Non-English speaking aides and their employers get lighter language standards. (Photo: FG Trade Latin/Getty Images)

In an effort to address a statewide shortage of licensed nursing assistants, New Hampshire is changing state law to allow individuals with limited English proficiency to become LNAs.

The new legislation, which was signed into law on July 3 and takes effect September 1, will still require LNAs to have adequate English proficiency to perform their jobs but will no longer require them to take a written test to demonstrate their writing and reading proficiency.

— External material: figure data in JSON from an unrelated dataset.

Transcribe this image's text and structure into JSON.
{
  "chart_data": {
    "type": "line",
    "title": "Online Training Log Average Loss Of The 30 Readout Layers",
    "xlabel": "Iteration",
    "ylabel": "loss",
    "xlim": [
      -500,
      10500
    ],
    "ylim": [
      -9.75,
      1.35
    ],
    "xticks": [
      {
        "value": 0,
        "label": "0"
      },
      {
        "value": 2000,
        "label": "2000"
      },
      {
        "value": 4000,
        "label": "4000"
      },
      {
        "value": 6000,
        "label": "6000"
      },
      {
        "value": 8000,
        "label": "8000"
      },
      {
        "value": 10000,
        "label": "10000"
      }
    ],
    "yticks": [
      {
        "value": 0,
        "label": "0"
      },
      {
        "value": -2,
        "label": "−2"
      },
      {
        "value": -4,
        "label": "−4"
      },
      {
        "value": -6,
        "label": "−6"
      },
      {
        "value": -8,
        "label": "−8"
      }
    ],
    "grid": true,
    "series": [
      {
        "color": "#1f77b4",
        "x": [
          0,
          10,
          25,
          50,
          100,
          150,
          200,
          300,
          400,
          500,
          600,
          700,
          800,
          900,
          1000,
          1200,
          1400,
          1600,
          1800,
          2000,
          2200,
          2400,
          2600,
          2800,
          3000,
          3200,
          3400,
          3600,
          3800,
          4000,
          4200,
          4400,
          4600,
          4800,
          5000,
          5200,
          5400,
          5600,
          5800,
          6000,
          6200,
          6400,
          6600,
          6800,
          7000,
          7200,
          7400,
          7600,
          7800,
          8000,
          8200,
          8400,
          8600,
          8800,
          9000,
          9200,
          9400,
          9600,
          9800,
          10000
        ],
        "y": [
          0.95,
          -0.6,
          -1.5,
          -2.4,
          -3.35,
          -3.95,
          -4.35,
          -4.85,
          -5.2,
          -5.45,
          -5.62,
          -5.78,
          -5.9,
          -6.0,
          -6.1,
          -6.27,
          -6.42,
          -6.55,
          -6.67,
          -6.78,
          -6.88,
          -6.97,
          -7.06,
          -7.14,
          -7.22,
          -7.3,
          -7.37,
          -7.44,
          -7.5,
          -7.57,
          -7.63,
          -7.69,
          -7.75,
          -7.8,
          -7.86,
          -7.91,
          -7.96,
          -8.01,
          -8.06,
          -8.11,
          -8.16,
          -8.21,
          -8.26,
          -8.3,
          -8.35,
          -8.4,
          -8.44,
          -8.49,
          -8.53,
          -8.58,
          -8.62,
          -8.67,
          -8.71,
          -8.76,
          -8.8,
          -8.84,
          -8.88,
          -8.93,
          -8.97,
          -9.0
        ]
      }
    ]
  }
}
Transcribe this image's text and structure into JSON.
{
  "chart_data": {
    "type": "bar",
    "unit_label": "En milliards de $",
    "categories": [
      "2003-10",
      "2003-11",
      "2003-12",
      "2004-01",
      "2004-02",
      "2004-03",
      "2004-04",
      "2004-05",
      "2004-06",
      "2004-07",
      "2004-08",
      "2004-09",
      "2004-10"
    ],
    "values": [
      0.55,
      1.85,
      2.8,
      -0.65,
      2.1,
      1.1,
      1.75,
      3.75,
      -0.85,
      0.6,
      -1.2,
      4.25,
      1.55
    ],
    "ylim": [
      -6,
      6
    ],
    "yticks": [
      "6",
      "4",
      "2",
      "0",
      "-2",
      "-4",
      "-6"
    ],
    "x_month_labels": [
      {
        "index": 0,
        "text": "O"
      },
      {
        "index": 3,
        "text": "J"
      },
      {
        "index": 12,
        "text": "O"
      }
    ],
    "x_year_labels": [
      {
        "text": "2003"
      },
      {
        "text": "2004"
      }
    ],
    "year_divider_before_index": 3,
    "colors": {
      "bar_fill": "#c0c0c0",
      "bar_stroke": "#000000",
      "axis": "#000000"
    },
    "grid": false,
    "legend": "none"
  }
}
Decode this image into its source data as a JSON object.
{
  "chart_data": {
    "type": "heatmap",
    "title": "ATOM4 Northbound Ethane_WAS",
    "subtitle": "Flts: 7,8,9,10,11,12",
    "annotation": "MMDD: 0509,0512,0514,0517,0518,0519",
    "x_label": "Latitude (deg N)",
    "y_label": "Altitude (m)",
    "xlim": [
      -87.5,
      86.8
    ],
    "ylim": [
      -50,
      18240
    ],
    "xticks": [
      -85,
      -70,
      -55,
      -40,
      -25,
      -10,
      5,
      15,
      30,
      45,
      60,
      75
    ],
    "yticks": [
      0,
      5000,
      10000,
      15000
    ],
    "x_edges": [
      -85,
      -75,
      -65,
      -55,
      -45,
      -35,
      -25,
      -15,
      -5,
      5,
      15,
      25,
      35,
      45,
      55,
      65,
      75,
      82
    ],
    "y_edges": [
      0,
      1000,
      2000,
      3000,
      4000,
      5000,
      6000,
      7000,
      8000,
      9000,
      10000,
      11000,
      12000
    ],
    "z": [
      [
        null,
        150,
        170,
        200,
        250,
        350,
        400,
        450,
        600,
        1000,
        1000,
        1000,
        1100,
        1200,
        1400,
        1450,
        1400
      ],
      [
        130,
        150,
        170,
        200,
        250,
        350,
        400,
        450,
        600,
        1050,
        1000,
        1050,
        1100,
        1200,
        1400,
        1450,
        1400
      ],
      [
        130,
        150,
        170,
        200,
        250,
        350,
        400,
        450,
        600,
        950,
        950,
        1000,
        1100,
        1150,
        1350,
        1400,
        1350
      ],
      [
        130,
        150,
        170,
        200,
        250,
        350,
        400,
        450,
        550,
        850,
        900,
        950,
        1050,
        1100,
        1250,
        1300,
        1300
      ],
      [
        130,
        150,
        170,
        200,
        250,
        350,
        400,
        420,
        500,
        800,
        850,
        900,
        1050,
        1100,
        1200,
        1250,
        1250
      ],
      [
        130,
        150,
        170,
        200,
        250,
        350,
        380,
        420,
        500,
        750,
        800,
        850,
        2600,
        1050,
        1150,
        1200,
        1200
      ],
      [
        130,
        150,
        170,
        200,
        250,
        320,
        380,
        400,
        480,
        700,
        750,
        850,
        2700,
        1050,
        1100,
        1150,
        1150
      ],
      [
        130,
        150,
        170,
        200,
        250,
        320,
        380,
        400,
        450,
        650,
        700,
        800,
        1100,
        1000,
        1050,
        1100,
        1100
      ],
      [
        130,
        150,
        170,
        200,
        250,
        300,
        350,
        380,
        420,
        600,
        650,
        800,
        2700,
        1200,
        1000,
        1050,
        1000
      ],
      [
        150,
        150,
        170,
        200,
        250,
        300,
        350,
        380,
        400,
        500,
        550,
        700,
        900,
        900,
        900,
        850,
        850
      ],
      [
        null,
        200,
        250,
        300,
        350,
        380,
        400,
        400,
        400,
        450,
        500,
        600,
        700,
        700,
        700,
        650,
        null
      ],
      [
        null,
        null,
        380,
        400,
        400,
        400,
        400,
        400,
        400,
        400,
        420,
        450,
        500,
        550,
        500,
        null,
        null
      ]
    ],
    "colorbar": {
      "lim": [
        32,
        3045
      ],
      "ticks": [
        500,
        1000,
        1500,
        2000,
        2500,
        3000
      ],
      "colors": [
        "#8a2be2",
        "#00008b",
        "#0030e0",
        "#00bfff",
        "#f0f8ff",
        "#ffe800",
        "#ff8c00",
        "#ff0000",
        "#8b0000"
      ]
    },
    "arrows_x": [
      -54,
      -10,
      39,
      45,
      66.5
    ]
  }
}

The new law would allow workers who speak languages other than English, including Spanish, French and Swahili, to become LNAs, as noted in a New Hampshire Public Radio report. 

Long-term care organizations in the state praised the new law as an important step to helping to reduce the state’s nursing shortage. 

“The existing English proficiency standard was an ambiguous barrier to entry to practice as a licensed nursing assistant,” Brendan Williams, president and CEO of the New Hampshire Health Care Association, said in an email statement to McKnight’s Long-Term Care News. “Certainly, nursing assistants must be able to communicate with residents and their supervisors, but expecting them to read Chaucer would be a bit much.”  

Williams said that he hopes the new law will help ease the shortage of LNAs in the state but added that much more needs to be done. He said regrettably the state Legislature recently allowed funding to lapse for a promising LNA training initiative. 

“I think it helps at the margins,” he said about the new law. “We really need a state investment in training and retention strategies.”

Kerri Dutton, president and owner of LNA Health Careers, a private nursing school in Manchester, NH, pushed for the passage of the new state law, with the help of the bill’s lead sponsor, State Rep. Jaci Grote (D-Rockingham 24) to help address the LNA shortage in the state.

“We’re in severe need of LNAs in all healthcare industries: long-term care, acute health and home health care,” Dutton told McKnight’s Long-Term Care News. “This is really going to open up doors for people that were nervous about entering the profession because of the testing requirements.”

Dutton said over the last four years, she knows of about 200 potential LNA applicants that either dropped out or were turned away because they were unable to meet the state’s English testing requirements. 

“I think we’ll be viewed as more welcoming and more diverse,” she said. “We had a lot of people who just didn’t feel comfortable about that process or were nervous about the outcome, so they didn’t partake in that process. I can’t wait to see the benefits of this and more and more people entering the nursing workforce.”

Dutton said other states have done even more than New Hampshire in relaxing the language requirements for new nursing assistant applicants. She said New Hampshire still requires LNAs to pass a competency exam, which is written in English, while other states allow potential nursing assistant applicants to take that exam in other languages. 

Massachusetts, for example, passed a law last year which allows certified nursing assistants to take their written tests in Spanish or Chinese. Nursing home executives and industry advocates at the time called the change a win for immigrant CNAs and residents who speak other languages.